Charles Dardens future in his new town was shaped by a chance encounter. While attending a church social, he met and fell desperately in love with the perky and haughty young lady who was serving the lemonade. She was Dianah Scarborough, a fourteen-year-old seamstress and daughter of a freeborn couple who owned a small confectionery store in Wilson. Charles was shy, but not too shy to propose after a few breathless meetings. However, the Scarboroughs were firm in their refusal. After all, Charles was new to town, a stranger of untested character, and Dianah had many suitors. With the added pressure of love denied, Charles literally hammered his way out of this dilemma. Working with wood, glass, and iron, he produced washing boards, ax handles, troughs for animals; shoed horses; and made and repaired wagons and carriages. His business quickly prospered. Within a year after their first meeting, the Scarboroughs were sufficiently impressed by Charless diligence and his quiet persistence in wooing their daughter to reverse their previous stand and welcome the marriage.

The first of thirteen children (ten lived), a son, John, was born when Dianah was sixteen, and the rest followed in rapid succession. As the family grew, so did the business. Because of his skill as a carpenter, Charles was asked to make coffins. As requests multiplied, he realized the need for a funeral establishment and became the first black undertaker in the State of North Carolina. But wagons, wheels, and coffins did not content such an enterprising soul.

Ever mindful of the needs of his expanding family, as well as those of the community, he began growing vegetables and fruits in volume and opened a little store to sell his produce. His hot roasted peanuts, melons, and soda water were popular items, but the thing that brought the customers in was Charles Dardens own homemade wines. Wine making was his hobby. He used whatever fruits were in season and was especially known for his grape, dried peach, and watermelon wines. People seemed to enjoy his company and gathered at the store for wine and discussion.
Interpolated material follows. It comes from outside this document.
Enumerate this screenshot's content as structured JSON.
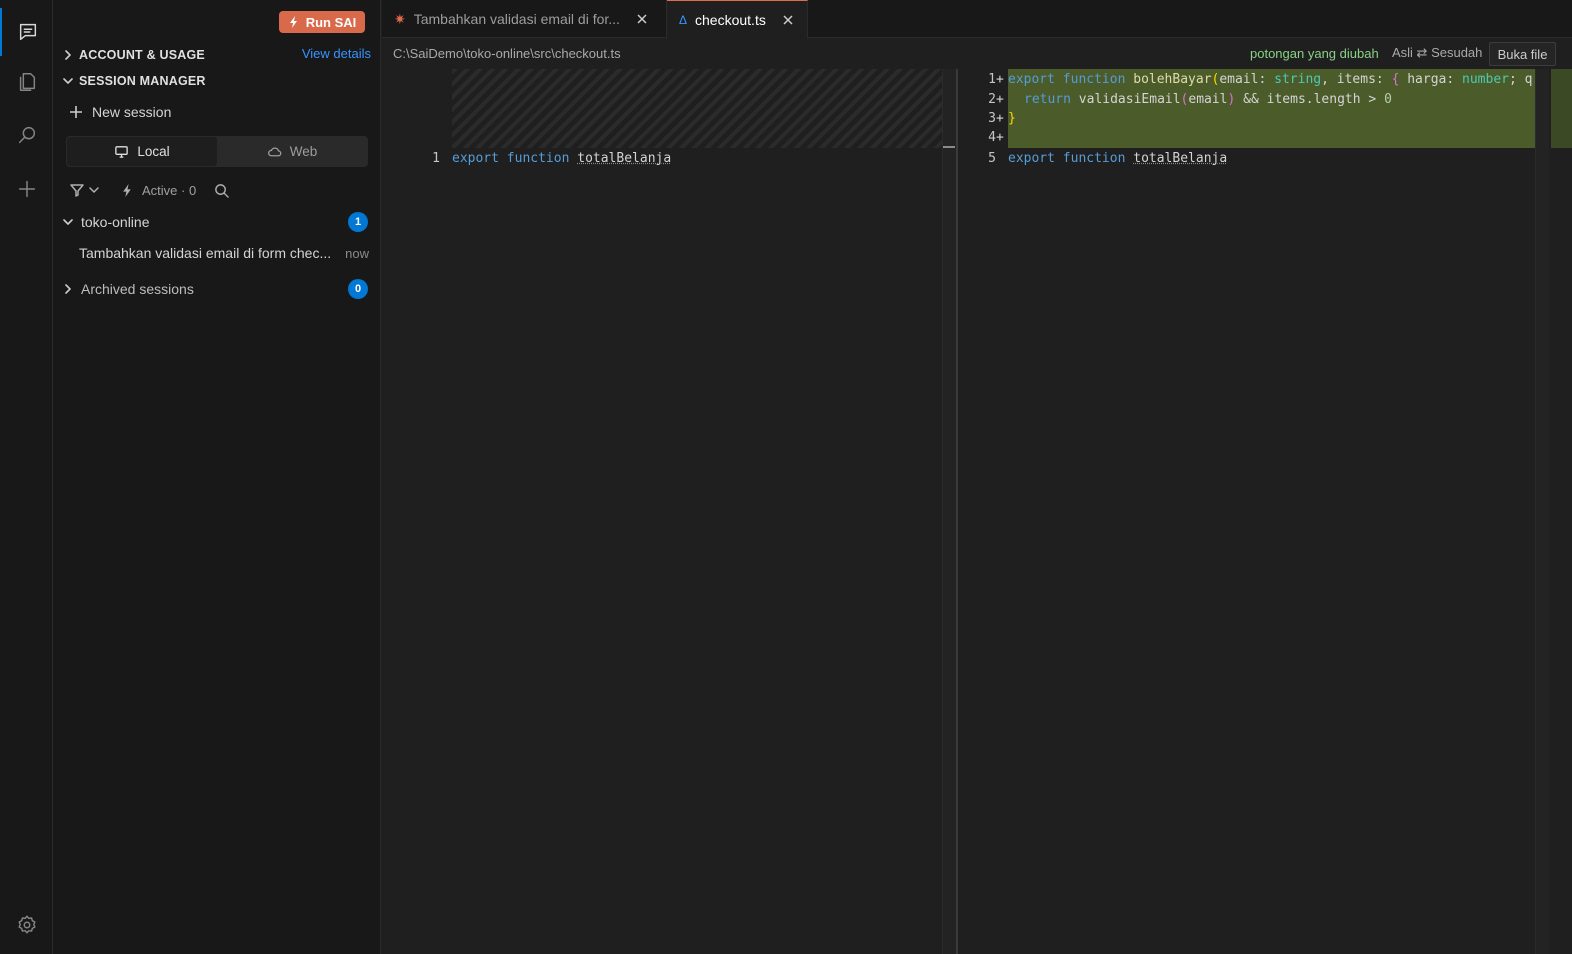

By the middle 1870s, politics was the subject most discussed by folks who came into the store. There were three black senators and nineteen black members of the House in the North Carolina legislature during those postCivil War days, and all black folks took an optimistic interest in voting. Charles Henry was a forceful, sometimes humorous speaker, who never used profanity and never smoked or drankeven his own wines. His opinions were valued and sought after, and it was known that he harbored political aspirations. Wilson was a small, slow-paced, rather quiet tobacco town with about 4,000 citizens, 40 percent of whom were black, so the climate looked encouraging for black political progress. But by 1875, Reconstruction had given way to terrorism. In Wilson as well as throughout the rest of the South, the Ku Klux Klan had spread its sheets. Voting was over. First by intimidation and finally by law, blacks were banned from the ballot box. Political power as a tool for black advancement had failed, so Charles Henry Darden focused his energies on his business, the education of his family, and the leadership of his community. He was convinced that economic self-reliance now held the key to the survival of the black community.

Papa Darden would have been about nine when the Emancipation Proclamation was signed, but he did not talk about being a slave. Never did he tell his family about a single day in his life before the day he came to town as his own man. He merely set an example. Always self-contained, even in tense times he radiated optimism and confidence. He became head of the trustee board of his church, which he attended twice on Sundays and one day during the week, and led his family in an orderly life. As his children grew, they were put to work, before and after school, in the repair shop, the funeral parlor, store, or garden.